In truth, an American intervention in Libya is necessary at least in part so that the United States can demonstrate that, in defiance of a decade of biased media coverage of Iraq and Afghanistan -- and countless media stories about the wounded American giant -- that it is fully capable of responding effectively and forcefully to aggression and ready to enforce its own will.  Conducted with skill, this intervention could become a new Falklands or Grenada -- a short, sharp shock that reminds the world of the scope of American power.  The difficulties in recent wars have come not in defeating the initial forces of the enemy, but in engaging in prolonged and direct reconstruction efforts. 

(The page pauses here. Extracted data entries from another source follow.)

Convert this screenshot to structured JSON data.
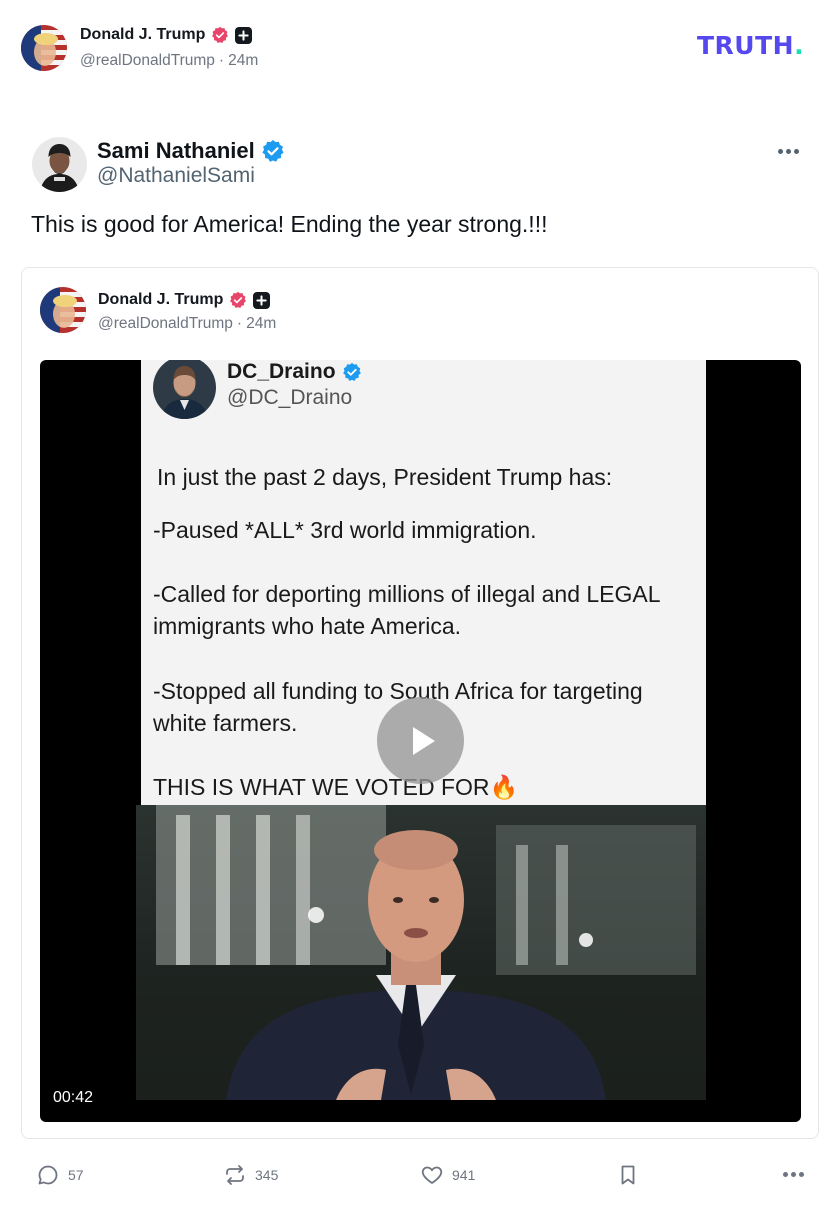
{
  "header": {
    "name": "Donald J. Trump",
    "handle": "@realDonaldTrump",
    "separator": "·",
    "time": "24m",
    "logo_text": "TRUTH",
    "logo_dot": "."
  },
  "embedded_post": {
    "name": "Sami Nathaniel",
    "handle": "@NathanielSami",
    "text": "This is good for America! Ending the year strong.!!!",
    "quote": {
      "name": "Donald J. Trump",
      "handle": "@realDonaldTrump",
      "separator": "·",
      "time": "24m",
      "video": {
        "duration": "00:42",
        "screenshot": {
          "name": "DC_Draino",
          "handle": "@DC_Draino",
          "lines": [
            "In just the past 2 days, President Trump has:",
            "-Paused *ALL* 3rd world immigration.",
            "-Called for deporting millions of illegal and LEGAL",
            "immigrants who hate America.",
            "-Stopped all funding to South Africa for targeting",
            "white farmers.",
            "THIS IS WHAT WE VOTED FOR🔥"
          ]
        }
      }
    }
  },
  "actions": {
    "replies": "57",
    "retruths": "345",
    "likes": "941"
  },
  "colors": {
    "truth_brand": "#5448ee",
    "truth_dot": "#17e0b8",
    "verified_truth": "#e8456b",
    "verified_x": "#1d9bf0"
  }
}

Now, that being said, I believe that there are many, myself among them, who doubt whether the current President of the United States has the skill or the will to bring this off successfully.  That is a serious concern.  The initial pronouncements as to the scope and purpose of this mission have been confusing and worrying.  The delay in its undertaking may well prove, without a very large effort by the Coalition, to be fatal to the cause.  I fully acknowledge all of that and, in response, I would suggest to you that the success or failure of the mission is ultimately the responsibility of the Commander-in-Chief and that the American people will be given a full opportunity to make a judgment in that regard in about nineteen months.  However, whatever doubts we may have about the man, for the moment he is, to borrow from a decent Defense Secretary, "the army we have."  No good purpose is served by petty sniping from the sidelines or repeating well-worn equivocations that could easily be slipped into the mouths of any Democratic Congressman eight years ago today.